Schläger müssen doch nicht in Haft

Dachau - Das Amtsgericht Dachau hatte genug und griff hart durch: Wegen übler Attacken auf dem Parkplatz eines Schnell-Restaurants in Dachau verurteilte es die zwei vorbestraften Angreifer zu Haftstrafen, die es nicht mehr zur Bewährung aussetzte. Das Landgericht München II ließ nun Milde walten.

Ein 23 Jahre alter Verkäufer-Azubi sollte wegen gefährlicher Körperverletzung für zwei Jahre ins Gefängnis, ein gleichaltriger Elektroniker für ein Jahr und zwei Monate. Doch die beiden wollten nicht ins Gefängnis. Deshalb zogen sie in die nächste Instanz vor das Landgericht München II und baten dort noch einmal um Bewährung. Eine schwierige Entscheidung.
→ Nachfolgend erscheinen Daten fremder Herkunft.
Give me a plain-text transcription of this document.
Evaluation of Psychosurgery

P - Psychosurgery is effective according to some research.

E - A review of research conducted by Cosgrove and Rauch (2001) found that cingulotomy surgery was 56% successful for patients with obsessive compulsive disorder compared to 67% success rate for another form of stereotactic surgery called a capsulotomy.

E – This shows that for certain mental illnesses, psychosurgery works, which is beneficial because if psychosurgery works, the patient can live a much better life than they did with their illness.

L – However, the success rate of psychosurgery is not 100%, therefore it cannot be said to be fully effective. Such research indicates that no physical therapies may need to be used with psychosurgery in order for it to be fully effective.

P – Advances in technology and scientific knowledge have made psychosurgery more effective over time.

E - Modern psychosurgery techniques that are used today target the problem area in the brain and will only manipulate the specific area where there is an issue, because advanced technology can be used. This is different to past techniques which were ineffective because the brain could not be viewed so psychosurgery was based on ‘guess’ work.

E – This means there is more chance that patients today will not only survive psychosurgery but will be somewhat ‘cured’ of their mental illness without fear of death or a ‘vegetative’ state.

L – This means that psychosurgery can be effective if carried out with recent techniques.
Die Vorsitzende Richterin machte keinen Hehl aus ihrer ursprünglichen Einschätzung. Als sie die Berufungen der Dachauer auf den Tisch bekam, da habe sie gedacht: „Was wollen die mit ihrer Berufung?“ Doch dann kam es am Dienstag zur Hauptverhandlung in München.

Über die Tat an sich herrschte weitgehend Einigkeit. Die zwei geschädigten jungen Männer (20 und 21) schilderten auch selbst noch einmal die Attacken. Zusammen waren sie beim Go-Kart-Fahren, danach ging’s ins Schnell-Restaurant. Dort kehrten auch die Angeklagten ein, die angetrunken von einer Hochzeit kamen. Sie pöbelten die beiden Studenten an, warfen mit Holzstäbchen. Der 20- und der 21-Jährige verließen das Lokal. Doch die 23-Jährigen folgten ihnen auf den Parkplatz.

Dort ging die Attacke richtig los. Der Azubi und der Elektroniker schlugen auf die Studenten ein. Der schlimmste Angriff: Der Elektroniker donnerte dem 20-Jährigen die Faust mitten ins Gesicht. Dabei schlug er ihm den rechten Schneidezahn komplett aus. Seitdem musste sich der Informatik-Student 15 Prozeduren beim Zahnarzt unterziehen. Der Schneidezahn war unwiederbringlich verloren, er trägt nun ein Implantat. Sein Spezl kam glimpflicher davon. Auch er wurde ins Gesicht geschlagen, trug jedoch keine bleibenden Schäden davon.

Die Angeklagten taten alles, um die Haft noch einmal abzuwenden. Sie bereuten, entschuldigten sich, zahlten Schmerzensgeld. Außerdem ist ihr Leben inzwischen sozial gefestigter, beide stehen auf eigenen Beinen. So hatten ihre Berufungen am Ende Erfolg. Die Haftstrafen wurden zur Bewährung ausgesetzt. Die Auflage: jeweils ein Anti-Aggressionstraining.